WASHINGTON (AP) — The chairman of a congressional panel investigating the deadly Benghazi attacks said Friday that a member of Hillary Rodham Clinton's inner circle could provide key insight into how the State Department maintained its presence in Libya prior to the 2012 attack.
Jake Sullivan, a former policy director and deputy chief of staff under Clinton at the State Department, arrived early Friday for what is expected to be a daylong session of testimony behind closed doors.
Rep. Trey Gowdy, R-S.C., the committee's chairman, said Sullivan was in a "unique position" to talk about how U.S. policy in Libya required the State Department to have a physical presence in the country. Sullivan is currently a top policy aide on Clinton's presidential campaign.
Mike Morrell, the CIA's former deputy director, likely will be the next witness to appear before the panel, Gowdy told reporters.
Clinton, the Democratic front-runner for the 2016 nomination, has been dogged by criticism about her use of a private email server for government business during her tenure as secretary of state, and she has struggled to explain her decision.
The panel that was established to investigate Benghazi has gotten immersed, as well, in the controversy surrounding Clinton's email proclivities.
Cheryl Mills, Clinton's former chief of staff, answered questions for the panel for 9½ hours on Thursday. Few details were released, but knowledgeable officials said lawmakers asked Mills about her role in preparing "talking points" for administration officials following the 2012 attack on U.S. diplomatic facilities in Benghazi that killed four Americans, including the U.S. ambassador to Libya.
Gowdy said Friday that Mills answered all of their questions in a professional manner and that inquiries which focused on a private email server Clinton used while serving as secretary of state, including its set-up, came only later in the session.
"Our committee is the committee on Benghazi. It's not the committee on emails," Gowdy said.
Democrats called on Republicans to disband the committee. Rep. Adam Schiff, D-Calif., a member of the panel, wrote in an op-ed in The New York Times that it had become "little more than a partisan tool to influence the presidential race, a dangerous precedent that will haunt Congress for decades."
"Whatever their original purpose, the Select Committee's leaders appear no longer to have any interest in Benghazi, except as the tragic events of that day may be used as a cudgel against the likely Democratic nominee for president," he said.
Mills, a lawyer who has worked for former President Bill Clinton, said after Thursday's meeting that she was treated with professional courtesy and respect.
"Ultimately the tragedy in Benghazi was about the loss of (four) individuals dear to the State Department and dear to this country," Mills said. "We honor them by remembering what happened and doing our best to make sure it doesn't happen again."
Gowdy said Mills' session would be treated as classified and declined to answer any specific questions.

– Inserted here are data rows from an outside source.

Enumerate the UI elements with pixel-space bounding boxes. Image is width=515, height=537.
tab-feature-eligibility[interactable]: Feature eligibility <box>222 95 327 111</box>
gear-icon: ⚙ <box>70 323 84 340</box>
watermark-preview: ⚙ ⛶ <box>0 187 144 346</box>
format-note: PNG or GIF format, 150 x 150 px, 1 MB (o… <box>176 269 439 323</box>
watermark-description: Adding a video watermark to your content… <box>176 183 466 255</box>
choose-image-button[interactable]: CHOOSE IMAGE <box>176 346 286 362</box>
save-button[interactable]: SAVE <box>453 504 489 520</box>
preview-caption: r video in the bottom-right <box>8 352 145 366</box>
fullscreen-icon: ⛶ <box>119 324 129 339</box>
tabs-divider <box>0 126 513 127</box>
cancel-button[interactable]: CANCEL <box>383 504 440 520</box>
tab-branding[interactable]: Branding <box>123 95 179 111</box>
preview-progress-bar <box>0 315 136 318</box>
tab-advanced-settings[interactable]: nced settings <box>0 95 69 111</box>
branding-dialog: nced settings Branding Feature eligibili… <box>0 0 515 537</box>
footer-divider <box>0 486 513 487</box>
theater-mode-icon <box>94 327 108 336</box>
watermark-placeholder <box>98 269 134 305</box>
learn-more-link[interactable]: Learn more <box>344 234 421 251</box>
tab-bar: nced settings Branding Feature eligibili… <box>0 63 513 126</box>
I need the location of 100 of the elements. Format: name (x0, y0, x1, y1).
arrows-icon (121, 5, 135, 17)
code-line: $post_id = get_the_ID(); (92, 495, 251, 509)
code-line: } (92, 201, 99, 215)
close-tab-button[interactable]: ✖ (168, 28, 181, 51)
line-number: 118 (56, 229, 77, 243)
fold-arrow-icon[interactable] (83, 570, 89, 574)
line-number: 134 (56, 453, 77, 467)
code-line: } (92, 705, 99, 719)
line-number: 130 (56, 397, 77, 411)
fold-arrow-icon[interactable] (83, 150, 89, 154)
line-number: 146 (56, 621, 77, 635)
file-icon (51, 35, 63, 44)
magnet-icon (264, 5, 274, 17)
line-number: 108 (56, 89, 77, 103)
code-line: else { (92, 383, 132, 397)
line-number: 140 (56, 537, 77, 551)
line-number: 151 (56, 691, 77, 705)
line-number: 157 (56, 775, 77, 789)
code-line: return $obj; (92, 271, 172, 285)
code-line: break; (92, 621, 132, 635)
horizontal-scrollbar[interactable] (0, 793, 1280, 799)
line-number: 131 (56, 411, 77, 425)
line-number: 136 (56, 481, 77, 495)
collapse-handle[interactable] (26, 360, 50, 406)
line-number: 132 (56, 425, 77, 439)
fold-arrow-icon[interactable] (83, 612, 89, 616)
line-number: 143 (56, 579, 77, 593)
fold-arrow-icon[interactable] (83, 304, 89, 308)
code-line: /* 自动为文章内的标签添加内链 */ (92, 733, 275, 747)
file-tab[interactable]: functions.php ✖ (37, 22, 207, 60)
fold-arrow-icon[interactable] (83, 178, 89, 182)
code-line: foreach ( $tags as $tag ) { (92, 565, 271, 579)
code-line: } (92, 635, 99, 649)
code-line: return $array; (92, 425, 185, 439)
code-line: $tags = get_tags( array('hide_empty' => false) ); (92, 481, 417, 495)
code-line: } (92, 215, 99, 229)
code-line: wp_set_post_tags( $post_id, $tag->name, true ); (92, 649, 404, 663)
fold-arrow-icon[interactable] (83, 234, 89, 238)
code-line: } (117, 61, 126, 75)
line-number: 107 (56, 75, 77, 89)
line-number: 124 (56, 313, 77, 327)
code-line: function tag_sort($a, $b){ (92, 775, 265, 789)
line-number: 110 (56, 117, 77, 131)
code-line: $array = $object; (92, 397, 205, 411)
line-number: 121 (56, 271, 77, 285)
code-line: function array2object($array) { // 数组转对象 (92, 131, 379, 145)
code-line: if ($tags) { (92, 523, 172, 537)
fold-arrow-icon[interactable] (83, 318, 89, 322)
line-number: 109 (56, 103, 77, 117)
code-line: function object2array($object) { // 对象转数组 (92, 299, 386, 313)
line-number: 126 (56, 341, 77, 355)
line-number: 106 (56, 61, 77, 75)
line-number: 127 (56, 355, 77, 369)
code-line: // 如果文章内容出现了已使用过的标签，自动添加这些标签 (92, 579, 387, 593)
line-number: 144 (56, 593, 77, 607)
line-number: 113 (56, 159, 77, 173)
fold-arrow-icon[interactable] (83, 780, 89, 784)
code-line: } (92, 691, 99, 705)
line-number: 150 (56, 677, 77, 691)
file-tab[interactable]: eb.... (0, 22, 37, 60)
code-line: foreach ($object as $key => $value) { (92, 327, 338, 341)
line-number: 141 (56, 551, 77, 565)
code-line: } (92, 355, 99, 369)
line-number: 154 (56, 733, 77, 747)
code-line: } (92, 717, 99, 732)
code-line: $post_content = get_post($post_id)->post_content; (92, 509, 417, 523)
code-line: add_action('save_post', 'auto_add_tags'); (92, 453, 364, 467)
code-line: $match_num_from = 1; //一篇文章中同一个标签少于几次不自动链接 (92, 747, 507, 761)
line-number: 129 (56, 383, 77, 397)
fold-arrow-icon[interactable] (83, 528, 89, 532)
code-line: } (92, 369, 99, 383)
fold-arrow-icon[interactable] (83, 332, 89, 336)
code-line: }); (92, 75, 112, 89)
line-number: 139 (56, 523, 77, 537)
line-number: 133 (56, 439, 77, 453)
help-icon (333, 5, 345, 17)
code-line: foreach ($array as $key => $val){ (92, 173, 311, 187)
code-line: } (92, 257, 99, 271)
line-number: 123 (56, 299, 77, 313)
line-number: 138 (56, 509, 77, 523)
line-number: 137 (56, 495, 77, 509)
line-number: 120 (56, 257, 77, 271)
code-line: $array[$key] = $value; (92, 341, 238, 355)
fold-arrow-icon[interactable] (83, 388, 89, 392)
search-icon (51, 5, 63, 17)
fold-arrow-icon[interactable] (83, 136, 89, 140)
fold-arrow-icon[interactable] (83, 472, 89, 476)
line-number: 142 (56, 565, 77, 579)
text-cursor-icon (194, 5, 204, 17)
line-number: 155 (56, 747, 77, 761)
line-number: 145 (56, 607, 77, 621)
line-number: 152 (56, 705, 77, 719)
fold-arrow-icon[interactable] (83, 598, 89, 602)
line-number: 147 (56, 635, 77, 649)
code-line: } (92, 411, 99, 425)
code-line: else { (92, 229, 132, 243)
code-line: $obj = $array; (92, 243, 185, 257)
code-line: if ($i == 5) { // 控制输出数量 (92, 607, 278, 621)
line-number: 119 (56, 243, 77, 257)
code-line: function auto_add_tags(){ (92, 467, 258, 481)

Maryland Rep. Elijah Cummings, the senior Democrat on the committee, called for Gowdy and committee Republicans to release a transcript of Mills' testimony as soon as possible, so the public can learn what questions were asked and how they were answered.
"I don't like the idea of putting out a little bit of information so that folks can write headlines, and then trying to find the facts to correct them," Cummings said Friday.
The request to release the transcript was unlikely to be granted, Gowdy said, noting that much of what was discussed related to national security.
The interviews with Mills and Sullivan have been upstaged by a lesser-known character in the Benghazi saga, a former State Department employee who helped set up Clinton's private email server. The former staffer, Bryan Pagliano, told the committee earlier this week that he will assert his constitutional right not to testify at a meeting set for next week.
Pagliano was a State Department employee from 2009 to 2013 and is now a private contractor working in the department's Bureau of Information Resource Management, according to a department official who asked not to be identified when discussing personnel matters.
Pagliano's response to a committee subpoena was unwelcome news to Clinton aides who had pressed him to be interviewed by the GOP-led panel.
Cummings said he was not surprised that Pagliano would refuse to testify, given the "wild and unsubstantiated accusations" against Clinton.
"This investigation has turned into a (quest to) derail Hillary Clinton's nomination by any means necessary," Cummings said.
Clinton has dismissed the controversy as "partisan games." She also has said she regrets using a personal email account to conduct government business.